[PARIS] La barbe, symbole de pouvoir ou de sauvagerie ?
« La barbe est devenue le jouet des caprices des hommes. Sacrée chez les Hébreux et chez les premiers Chrétiens, condamnée avec chaleur par quelques Papes, protégée spécialement par d’autres, elle fut successivement regardée par l’Église comme une hétérodoxie révoltante, ou comme le symbole de la sagesse et de l’humilité chrétienne . »*
Cité par Marie-France Auzépy et Joël Cornette dans leur Histoire du poil, ce texte illustre, comme bon nombre d’autres citations présentes dans leur ouvrage magnifiquement illustré, l’attrait que l’on a pu avoir dans l’histoire pour les boucs, mouches et autres barbiches.
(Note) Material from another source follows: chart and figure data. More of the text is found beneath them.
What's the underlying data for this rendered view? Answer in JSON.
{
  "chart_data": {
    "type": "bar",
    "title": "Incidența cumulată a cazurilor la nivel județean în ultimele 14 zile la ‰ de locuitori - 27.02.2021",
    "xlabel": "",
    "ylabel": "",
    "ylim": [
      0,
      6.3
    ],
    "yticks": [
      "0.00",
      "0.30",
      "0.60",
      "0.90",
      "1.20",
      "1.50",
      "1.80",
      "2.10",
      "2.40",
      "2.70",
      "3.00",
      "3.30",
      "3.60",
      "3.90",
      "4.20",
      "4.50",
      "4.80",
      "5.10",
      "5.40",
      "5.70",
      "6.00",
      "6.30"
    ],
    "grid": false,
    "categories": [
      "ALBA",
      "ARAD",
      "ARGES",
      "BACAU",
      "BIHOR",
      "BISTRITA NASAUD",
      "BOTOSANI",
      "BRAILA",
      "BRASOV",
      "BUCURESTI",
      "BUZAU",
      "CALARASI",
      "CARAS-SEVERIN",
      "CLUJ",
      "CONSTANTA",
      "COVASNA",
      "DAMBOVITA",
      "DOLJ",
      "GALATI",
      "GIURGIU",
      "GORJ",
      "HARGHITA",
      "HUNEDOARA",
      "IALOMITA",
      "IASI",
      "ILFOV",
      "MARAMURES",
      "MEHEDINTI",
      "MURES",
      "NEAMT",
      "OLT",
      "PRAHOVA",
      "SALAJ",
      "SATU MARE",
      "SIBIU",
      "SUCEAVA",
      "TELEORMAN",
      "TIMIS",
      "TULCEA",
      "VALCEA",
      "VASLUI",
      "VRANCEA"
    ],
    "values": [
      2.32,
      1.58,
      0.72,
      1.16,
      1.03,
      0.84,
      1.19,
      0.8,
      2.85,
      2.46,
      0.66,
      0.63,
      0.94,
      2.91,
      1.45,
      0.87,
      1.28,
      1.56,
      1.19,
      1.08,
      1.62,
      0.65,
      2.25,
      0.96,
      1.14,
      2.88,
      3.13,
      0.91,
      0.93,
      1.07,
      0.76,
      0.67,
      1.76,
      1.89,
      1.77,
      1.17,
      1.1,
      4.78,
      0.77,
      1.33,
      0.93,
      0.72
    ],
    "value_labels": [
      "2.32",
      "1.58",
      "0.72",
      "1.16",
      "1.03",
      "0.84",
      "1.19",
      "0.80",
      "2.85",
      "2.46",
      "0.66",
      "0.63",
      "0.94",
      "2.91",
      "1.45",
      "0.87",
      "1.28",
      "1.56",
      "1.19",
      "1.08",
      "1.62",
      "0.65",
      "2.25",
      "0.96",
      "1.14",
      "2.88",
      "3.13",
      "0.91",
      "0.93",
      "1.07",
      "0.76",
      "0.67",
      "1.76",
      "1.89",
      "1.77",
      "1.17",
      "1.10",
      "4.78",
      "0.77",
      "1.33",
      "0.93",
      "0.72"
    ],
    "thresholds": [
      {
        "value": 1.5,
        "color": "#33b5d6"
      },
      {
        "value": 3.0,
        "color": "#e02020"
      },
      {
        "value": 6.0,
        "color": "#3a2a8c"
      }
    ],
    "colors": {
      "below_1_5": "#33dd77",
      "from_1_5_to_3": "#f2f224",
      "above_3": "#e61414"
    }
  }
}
Même chez Molière, on retrouve une mention de l’importance qu’il y a à porter la barbe pour les hommes :
« Votre sexe n’est là que pour la dépendance ;
du côté de la barbe est la toute-puissance.»
Molière, L’École des femmes, 1662
La barbe est un signe de maturité et de virilité. Les héros, les rois et les dieux, quand ils ne doivent pas être explicitement représentés enfants ou adolescents, ont toujours une barbe. La reine égyptienne Hatshepsout était souvent représentée avec une fausse barbichette pour indiquer ses fonctions. Il arrive que les femmes portent un tatouage en forme de barbe, comme par exemple chez les primitifs Ainu dans le nord du Japon. Dans la Chine ancienne, une barbe rouge était un signe de courage et de force. Bien que les Chinois aient par nature une barbe assez peu fournie, les hommes célèbres sont toujours représentés barbus. En Amérique centrale, à l’époque précolombienne, la barbe n’était guère d’usage, sauf chez certains dieux tel Quetzalcoatl (Kuculcan chez les Mayas, c’est-à dire le serpent à plume). On trouve également dans les civilisations de la région des Andes des statuettes de glaise représentant des dieux avec une longue barbe ; certains chercheurs y voient l’indice de contacts antérieurs avec des navigateurs originaires d’Europe.
Bref, l’histoire de la barbe est d’une richesses inouïe, révélatrice de l’importance attribuée au pouvoir des hommes.
Ce mardi 22 mai 2012, l’association Thucydide a partagé avec vous cette histoire plus que curieuse et méconnue, avec la complicité de Marie-France AUZÉPY.
L’intervenante
Agrégée d’histoire, professeure émérite à l’Université Paris VIII, Marie-France AUZÉPY est spécialiste de l’histoire byzantine et en particulier de l’histoire de l’iconoclasme.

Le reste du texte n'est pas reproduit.